We always used to say that India would either accept you or reject you, take you in or spit you out. A land of intense extremes -- in climate, in topography, in mood, in levels of wealth and status -- India was the home of the Buddha's middle way, avoiding extremes both of self indulgence and of self mortification. "How did that happen?" we used to joke, when I lived there in the early seventies.
I had gone to India as so many had, to find a spiritual teacher, to find a meditation method -- really to find myself. India, with its intense generosity of the spirit, its frank inability to hide pain or loss, its kindness and its chaos took me in. It became my spiritual home, therefore my primary home. For years I couldn't imagine living anywhere else. I spent hours scheming over my visa extensions, trying to figure out how to accomplish my goal. India really became for me, "Mother India," the place, in a way, that I was actually born. India was the only place on earth that made sense to me.

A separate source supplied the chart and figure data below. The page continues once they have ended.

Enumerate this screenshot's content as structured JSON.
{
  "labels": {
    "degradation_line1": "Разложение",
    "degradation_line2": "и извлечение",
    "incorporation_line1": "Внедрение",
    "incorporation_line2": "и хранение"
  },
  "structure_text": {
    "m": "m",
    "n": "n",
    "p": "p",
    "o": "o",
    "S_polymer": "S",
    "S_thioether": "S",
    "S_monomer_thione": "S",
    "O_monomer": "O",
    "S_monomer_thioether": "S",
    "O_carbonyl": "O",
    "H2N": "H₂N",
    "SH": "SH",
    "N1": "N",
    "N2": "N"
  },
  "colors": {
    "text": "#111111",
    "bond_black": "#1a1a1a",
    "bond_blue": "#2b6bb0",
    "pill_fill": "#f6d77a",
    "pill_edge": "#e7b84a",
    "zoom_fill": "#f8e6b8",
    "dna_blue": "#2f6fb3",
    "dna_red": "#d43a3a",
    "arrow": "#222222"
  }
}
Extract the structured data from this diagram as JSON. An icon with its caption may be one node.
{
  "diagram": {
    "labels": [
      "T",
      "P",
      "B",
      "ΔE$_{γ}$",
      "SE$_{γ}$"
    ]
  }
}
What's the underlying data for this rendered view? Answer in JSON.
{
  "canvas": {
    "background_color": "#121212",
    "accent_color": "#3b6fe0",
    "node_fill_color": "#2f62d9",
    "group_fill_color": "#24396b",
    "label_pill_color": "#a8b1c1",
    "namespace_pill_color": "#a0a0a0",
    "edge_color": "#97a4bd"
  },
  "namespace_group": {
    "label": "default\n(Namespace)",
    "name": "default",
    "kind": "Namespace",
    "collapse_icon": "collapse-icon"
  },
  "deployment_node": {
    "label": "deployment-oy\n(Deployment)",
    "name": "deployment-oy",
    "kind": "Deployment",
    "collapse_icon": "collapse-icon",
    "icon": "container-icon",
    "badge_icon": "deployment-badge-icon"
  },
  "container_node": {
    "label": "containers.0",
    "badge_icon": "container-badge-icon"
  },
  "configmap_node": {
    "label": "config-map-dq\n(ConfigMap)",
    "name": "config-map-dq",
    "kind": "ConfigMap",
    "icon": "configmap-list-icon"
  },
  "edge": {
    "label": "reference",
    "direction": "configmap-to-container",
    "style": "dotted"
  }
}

Circumstances didn't allow that, of course, and I am very much a citizen of the USA these days, and an especially happy one these post-election days. (Last week, crossing back into the US at the Toronto airport, when the immigration official said, "Welcome home," I started to cry.)
Yet every single thing I learned in India points me to the understanding of how inextricably connected we all are. I've spent days following news stories of the tragic events in Mumbai. In years gone by, it literally could have been me attacked in any of those sites -terrified, hurt or killed. Figuratively, it was me, as it was all of us. One thing the truth of interconnection should tell us is that what happens "over there," doesn't just stay "over there." We are bound by so many threads to one another.
It's not just that next week it might be New York City or L.A. It's more that all of our divisions of us and them and self and other recreate the world where such violence is possible. These divisions seek to exclude rather than include, ignore others rather than pay attention to them, and fuel hatred as though it was our singular source of strength. We have to look as deeply as we can into what binds us together, and also what tears us apart. If we stay on the surface of things, we will go round and round cycles of helplessness and despair in perpetuity.
Maybe it is because I've had a big dose of hope realized recently that I, even in the midst of such pain and trauma, think perhaps we can look that deeply, both into our own hearts and into systems of government, economics and religion that discard others, making it ok to casually steal their future, or step over their bodies as though they don't at all count. If we are willing to look very very deeply, I suspect that we will discover that no matter where we started, everywhere can be, and must be, considered home.